Metabolic Markers of Caries in Saliva and Plaque of Toddlers

Objectives: Targeted healthcare is paramount for cost-effective caries management. Objective: Our long-term objective is to identify predictive markers of dental caries risk in young children. The objective of this study was to compare saliva and plaque as possible targets for metabolomic screening of caries activity in toddlers.

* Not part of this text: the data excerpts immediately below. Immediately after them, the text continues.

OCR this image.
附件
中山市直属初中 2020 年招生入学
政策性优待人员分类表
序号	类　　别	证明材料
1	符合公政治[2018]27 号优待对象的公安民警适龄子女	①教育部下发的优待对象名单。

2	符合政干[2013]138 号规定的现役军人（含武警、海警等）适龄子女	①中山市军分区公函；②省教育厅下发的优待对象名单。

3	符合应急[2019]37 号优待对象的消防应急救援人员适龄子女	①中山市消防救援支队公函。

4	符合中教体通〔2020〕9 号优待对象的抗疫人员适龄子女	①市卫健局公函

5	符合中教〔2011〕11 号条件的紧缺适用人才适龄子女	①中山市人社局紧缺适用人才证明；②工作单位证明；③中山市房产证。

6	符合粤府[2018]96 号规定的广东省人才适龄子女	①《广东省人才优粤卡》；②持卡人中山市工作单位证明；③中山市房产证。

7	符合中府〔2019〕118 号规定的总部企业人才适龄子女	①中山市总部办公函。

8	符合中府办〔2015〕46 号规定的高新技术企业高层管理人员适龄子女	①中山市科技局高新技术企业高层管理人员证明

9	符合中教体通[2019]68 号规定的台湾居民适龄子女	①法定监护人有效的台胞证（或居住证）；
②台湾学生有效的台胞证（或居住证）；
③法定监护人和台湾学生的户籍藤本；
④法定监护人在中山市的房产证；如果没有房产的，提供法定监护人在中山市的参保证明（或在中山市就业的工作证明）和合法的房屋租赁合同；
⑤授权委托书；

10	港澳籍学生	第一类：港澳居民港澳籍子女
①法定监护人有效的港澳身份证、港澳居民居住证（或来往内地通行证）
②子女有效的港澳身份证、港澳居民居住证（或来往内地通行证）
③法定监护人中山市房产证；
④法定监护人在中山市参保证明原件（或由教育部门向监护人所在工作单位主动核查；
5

Methods: Methods: Saliva and plaque samples were collected from a group of 50 children (1-3 years of age): 25 caries-free (no caries lesions– cavitated or non-cavitated– and low caries risk) and 25 caries-active (3-or-more active cavitated lesions). Collected specimens included two swabs soaked with pooled saliva from the buccal vestibules, and one microbrush with pooled plaque from the facial surface of maxillary central incisors and from any existing cavitated lesions. Samples were immediately placed in OM-505 tubes (DNA Genotek, Inc.) and frozen at -80°C until untargeted metabolomic profiling analyses on Gas Chromatography-Mass Spectrometry (GC/MS) and Liquid Chromatography with Tandem Mass Spectrometry Detection (LC/MS/MS) platforms.

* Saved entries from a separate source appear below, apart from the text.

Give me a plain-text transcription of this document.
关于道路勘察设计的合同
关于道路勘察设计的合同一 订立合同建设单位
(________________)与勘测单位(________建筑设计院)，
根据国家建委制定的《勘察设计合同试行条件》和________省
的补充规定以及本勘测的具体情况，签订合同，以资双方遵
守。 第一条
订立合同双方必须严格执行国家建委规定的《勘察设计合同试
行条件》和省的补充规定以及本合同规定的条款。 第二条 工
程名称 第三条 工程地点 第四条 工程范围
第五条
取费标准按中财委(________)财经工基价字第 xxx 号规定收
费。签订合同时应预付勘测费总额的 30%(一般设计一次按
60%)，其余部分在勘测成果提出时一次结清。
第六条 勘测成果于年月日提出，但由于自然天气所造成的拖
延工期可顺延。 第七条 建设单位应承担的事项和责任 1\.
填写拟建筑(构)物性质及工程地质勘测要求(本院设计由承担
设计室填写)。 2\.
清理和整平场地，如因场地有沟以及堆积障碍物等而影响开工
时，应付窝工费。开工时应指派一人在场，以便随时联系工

Results: Results: Global biochemical profiles determined from the saliva and plaque samples revealed a limited number of statistically significant (p<0.05) differences between children with dental caries as compared to healthy controls. These differences were consistent with subtle indications of increased microbial activity and included polyamines and aromatic amino acid degradation products. Additionally, a trend of elevated lactate levels in the plaque of children with dental caries was observed. Random Forest Analysis (predictive accuracies of 60 and 51%, respectively, for saliva and plaque samples) and Principal Component Analysis showed limited ability to segregate diseased from healthy subjects based on the metabolomic profiles in saliva or plaque.
Conclusions: Conclusion: Under the conditions of this study there were limited significant differences between caries-active and caries-free children’s plaque and salivary metabolomes.